Esto lo dijo Jesús en la
sinagoga, cuando enseñaba en Cafarnaún.
Las palabras que nos transmite el
evangelio de la misa de hoy fueron escuchadas con gran sorpresa por parte del
auditorio y fueron motivo de escándalo para no pocos: ¡Jesús invitando a comer
su carne y a beber su sangre, y relacionando esto con la vida eterna! Si
nosotros hubiéramos estado allí entonces, ¿no hubiéramos quedado también
desconcertados? Ciertamente el amor a Jesús mantuvo a unos pocos cerca de él.
No es difícil entender que las palabras de Jesús sean verdadero alimento. Pero,
si se nos habla de la realidad del cuerpo y de la sangre de una persona que se
ofrecen como alimento, ¿cómo es eso posible?
La Eucaristía es un maravilloso
Misterio de Amor con el que se nos dicen muchas cosas. Cualquiera de nosotros
puede admitir que necesita alimento para vivir, y que el alimento le viene de
fuera, o sea, que nadie es fuente de vida para sí mismo. Desde este punto de
vista, todo ser humano es indigente, y la experiencia del hambre y la sed revelan
en nosotros el deseo de la vida. Ante la Eucaristía consideramos de nuevo que
la vida es un regalo, es un don, pero que esa vida no se reduce a la vida
del cuerpo, que tarde o temprano languidece y se apaga, sino que hay una
aspiración a una vida que perdura. Y para poder hacernos acreedor de ella,
lo que se nos ofrece es alimentarnos de la Vida misma, del Cuerpo y la Sangre
de Cristo, verdadero Dios y verdadero hombre.

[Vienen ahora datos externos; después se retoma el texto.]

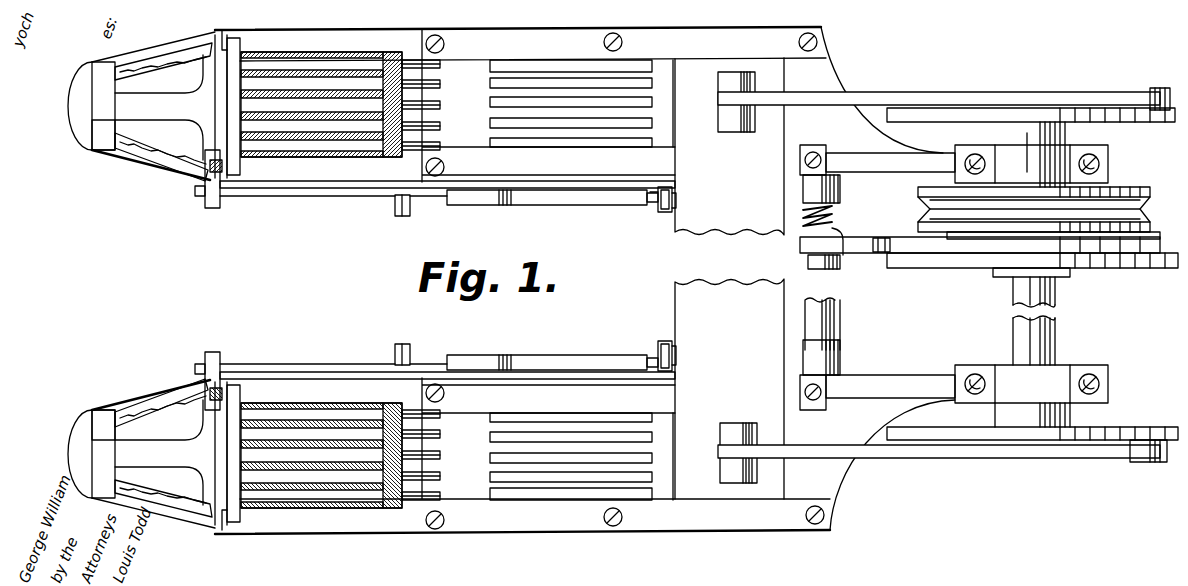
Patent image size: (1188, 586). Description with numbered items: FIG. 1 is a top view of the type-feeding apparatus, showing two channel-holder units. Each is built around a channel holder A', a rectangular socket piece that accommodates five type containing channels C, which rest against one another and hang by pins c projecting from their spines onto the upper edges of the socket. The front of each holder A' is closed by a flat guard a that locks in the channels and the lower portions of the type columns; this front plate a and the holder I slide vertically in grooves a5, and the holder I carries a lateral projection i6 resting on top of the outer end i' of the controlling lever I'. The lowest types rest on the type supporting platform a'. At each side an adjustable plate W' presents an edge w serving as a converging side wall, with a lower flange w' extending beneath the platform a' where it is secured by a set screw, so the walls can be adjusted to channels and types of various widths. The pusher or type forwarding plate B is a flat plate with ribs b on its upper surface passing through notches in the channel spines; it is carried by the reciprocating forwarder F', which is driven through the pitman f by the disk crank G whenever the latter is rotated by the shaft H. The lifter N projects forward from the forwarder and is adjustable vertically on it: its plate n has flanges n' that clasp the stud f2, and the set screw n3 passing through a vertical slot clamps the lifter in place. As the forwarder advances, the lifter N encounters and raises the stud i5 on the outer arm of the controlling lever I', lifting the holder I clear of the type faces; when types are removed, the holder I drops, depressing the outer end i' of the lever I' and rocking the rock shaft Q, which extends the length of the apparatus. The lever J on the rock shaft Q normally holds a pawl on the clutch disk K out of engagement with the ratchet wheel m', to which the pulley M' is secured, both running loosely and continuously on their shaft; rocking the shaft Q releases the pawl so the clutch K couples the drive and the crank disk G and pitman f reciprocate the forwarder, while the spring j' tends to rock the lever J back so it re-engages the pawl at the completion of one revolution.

The holder I is at (135, 280).
The outer end of controlling lever i' is at (103, 309).
The type supporting platform a' is at (153, 280).
The edge of plate w is at (163, 263).
The flange w' is at (161, 280).
The flat guard a is at (220, 280).
The grooves a5 is at (234, 42).
The wedge block W' is at (198, 280).
The lateral projection i6 is at (215, 280).
The channel holder A' is at (522, 280).
The type containing channels C is at (358, 58).
The pins c is at (425, 280).
The pusher plate B is at (564, 280).
The ribs b is at (555, 98).
The controlling lever I' is at (447, 280).
The stud i5 is at (390, 280).
The lifter N is at (547, 280).
The set screw n3 is at (650, 203).
The plate n is at (666, 278).
The flanges n' is at (667, 279).
The stud f2 is at (654, 195).
The cross head F' is at (729, 278).
The pitman f is at (944, 277).
The disk crank G is at (877, 269).
The shaft H is at (1031, 274).
The pulley M' is at (1026, 213).
The ratchet wheel m' is at (1035, 218).
The spring j' is at (827, 275).
The lever J is at (980, 240).
The rock shaft Q is at (826, 302).
The clutch disk K is at (886, 282).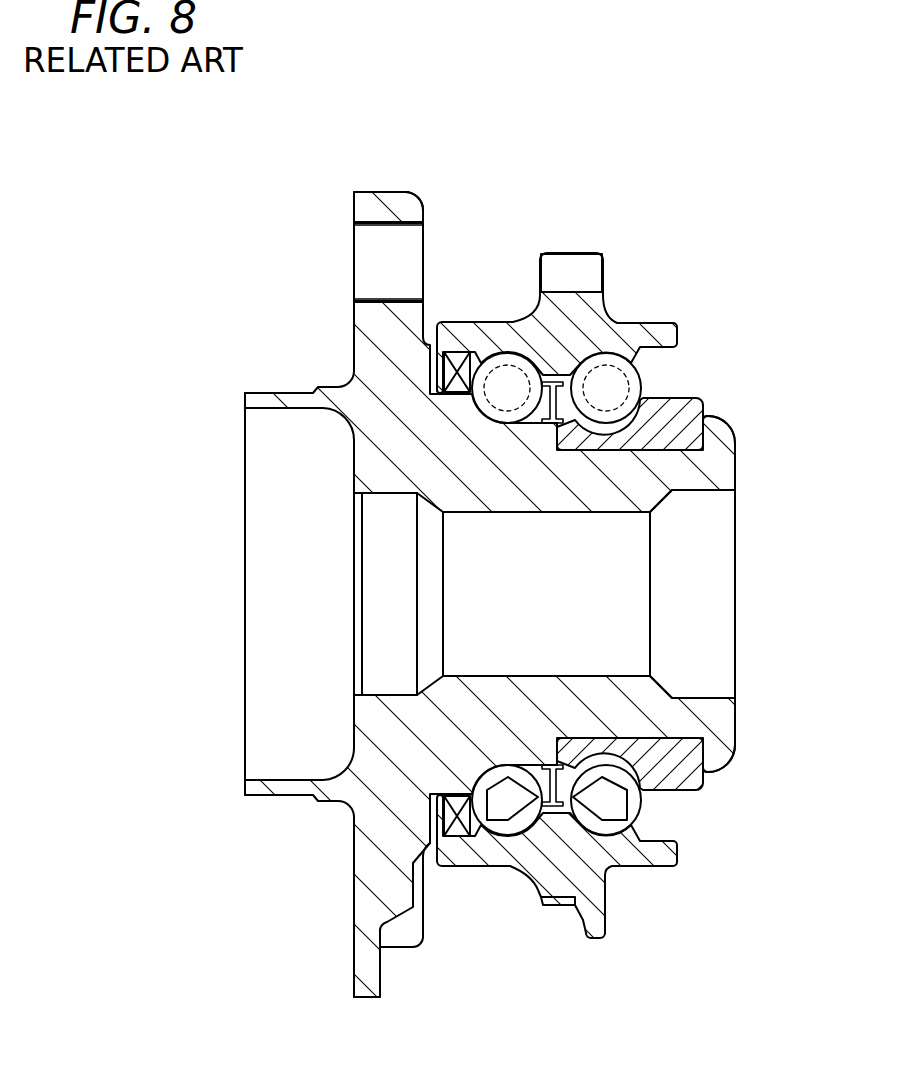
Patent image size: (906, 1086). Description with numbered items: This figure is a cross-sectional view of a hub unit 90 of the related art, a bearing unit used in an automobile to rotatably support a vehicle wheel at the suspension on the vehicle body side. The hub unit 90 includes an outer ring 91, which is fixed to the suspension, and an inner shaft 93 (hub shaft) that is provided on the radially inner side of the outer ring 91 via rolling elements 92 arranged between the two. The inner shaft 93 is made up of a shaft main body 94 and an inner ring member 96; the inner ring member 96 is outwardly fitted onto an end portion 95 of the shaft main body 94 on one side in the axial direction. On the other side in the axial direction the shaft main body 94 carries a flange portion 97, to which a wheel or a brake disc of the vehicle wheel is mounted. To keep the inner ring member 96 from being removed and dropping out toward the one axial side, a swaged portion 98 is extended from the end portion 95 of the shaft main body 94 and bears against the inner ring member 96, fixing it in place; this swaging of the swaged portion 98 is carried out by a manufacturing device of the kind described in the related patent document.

The hub unit 90 is at (594, 563).
The outer ring 91 is at (566, 305).
The rolling elements 92 is at (504, 385).
The inner shaft 93 is at (440, 551).
The shaft main body 94 is at (497, 712).
The end portion 95 is at (670, 720).
The inner ring member 96 is at (688, 792).
The flange portion 97 is at (389, 192).
The swaged portion 98 is at (713, 757).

Todos sabemos que, de algún modo,
uno se transforma en aquello de lo que se alimenta: si ha leído determinadas
cosas, esas han conformado su corazón y su cabeza; si ha cultivado determinada
música o ha contemplado tal aspecto de la naturaleza, su sensibilidad se ha
conformado con lo que ha experimentado. Determinado alimento da una vitalidad
concreta al cuerpo. Y así, Dios ha querido morar en nosotros transformándonos
por medio del Cuerpo y la Sangre de Cristo: ¡y hacernos así partícipes de su
naturaleza divina! (2 P 1,4). Conscientes de esto, nos acercamos a este
sacramento con todo el agradecimiento y reverencia de que somos capaces, con la
firme convicción de que cada vez que comulgamos dejamos a Cristo que se
implique de una forma más íntima y estrecha en toda nuestra existencia.